As important as those forms are, a major driver of immigration is work. Many immigrants work for businesses that hire them. Other immigrants create their own businesses.
National figures indicate that there are about 900,000 immigrant small-business owners. This accounts for 18 percent of the total number of small-business owners.
In the Twin Cities, the percentage of small businesses owners who are immigrants is not quite that high, but is still impressive. According to a recent study by a New York-based research group, about 11 percent of small-business owners in the Twin Cities are immigrants.
The study was done by the Fiscal Policy Group’s Immigration Research Initiative.
“Immigrants are somewhat more likely than U.S.-born people to be business owners,” noted David Dyssegaard Kallick, the lead author of the study, “but they are not super-entrepreneurs.”
In other words, though every immigrant isn’t a budding business owner, immigrants as a whole contribute more than their fair share to that group.

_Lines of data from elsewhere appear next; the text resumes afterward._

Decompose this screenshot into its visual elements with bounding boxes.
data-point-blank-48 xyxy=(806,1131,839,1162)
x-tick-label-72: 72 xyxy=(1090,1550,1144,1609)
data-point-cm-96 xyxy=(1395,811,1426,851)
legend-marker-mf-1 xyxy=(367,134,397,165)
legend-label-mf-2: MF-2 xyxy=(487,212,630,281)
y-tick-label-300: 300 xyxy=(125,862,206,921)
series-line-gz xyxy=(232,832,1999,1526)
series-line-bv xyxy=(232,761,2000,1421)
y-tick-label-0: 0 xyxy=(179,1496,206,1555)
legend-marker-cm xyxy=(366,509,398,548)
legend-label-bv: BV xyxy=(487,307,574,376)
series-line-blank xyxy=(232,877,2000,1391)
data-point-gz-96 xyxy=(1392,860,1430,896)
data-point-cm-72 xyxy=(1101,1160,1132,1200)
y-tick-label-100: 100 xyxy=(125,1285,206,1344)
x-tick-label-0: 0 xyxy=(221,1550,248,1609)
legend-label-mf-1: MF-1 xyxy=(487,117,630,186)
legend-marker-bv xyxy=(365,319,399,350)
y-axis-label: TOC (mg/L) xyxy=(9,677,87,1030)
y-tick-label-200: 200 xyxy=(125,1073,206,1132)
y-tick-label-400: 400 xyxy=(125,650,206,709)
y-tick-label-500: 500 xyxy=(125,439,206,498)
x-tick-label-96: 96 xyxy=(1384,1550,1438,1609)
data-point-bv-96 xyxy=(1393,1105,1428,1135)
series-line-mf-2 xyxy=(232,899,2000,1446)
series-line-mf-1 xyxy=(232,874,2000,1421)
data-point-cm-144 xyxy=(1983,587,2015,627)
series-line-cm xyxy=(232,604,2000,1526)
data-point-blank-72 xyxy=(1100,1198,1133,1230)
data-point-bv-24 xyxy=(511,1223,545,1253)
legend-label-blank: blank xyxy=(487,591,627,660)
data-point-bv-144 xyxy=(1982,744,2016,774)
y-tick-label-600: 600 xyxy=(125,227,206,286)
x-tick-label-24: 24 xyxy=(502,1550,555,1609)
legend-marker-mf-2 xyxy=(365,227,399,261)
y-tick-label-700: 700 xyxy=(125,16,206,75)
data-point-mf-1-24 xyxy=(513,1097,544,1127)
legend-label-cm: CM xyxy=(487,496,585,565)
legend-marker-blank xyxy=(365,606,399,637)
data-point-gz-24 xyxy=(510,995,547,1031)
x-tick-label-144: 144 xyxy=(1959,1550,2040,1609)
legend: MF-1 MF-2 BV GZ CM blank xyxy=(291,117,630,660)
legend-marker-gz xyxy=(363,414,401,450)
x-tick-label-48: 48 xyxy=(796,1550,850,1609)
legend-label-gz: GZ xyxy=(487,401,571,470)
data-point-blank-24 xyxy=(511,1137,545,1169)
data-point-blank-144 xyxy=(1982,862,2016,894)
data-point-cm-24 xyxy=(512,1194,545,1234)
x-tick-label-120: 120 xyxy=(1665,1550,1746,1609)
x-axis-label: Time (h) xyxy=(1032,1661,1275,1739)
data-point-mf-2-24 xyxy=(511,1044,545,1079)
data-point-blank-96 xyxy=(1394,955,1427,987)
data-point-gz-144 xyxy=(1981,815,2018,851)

The study also contained other interesting findings. For example, immigrant women are more likely to be business owners than women who were born in the U.S. are.
In the Minneapolis – St. Paul area, the evidence of immigrant energy is obvious in locations like Lake Street and University Avenue. Indeed, the emergence of immigrant business culture now extends to many other places. These include Central Avenue in northeast Minneapolis, the West Side of St. Paul, and Payne Avenue on St. Paul’s east side.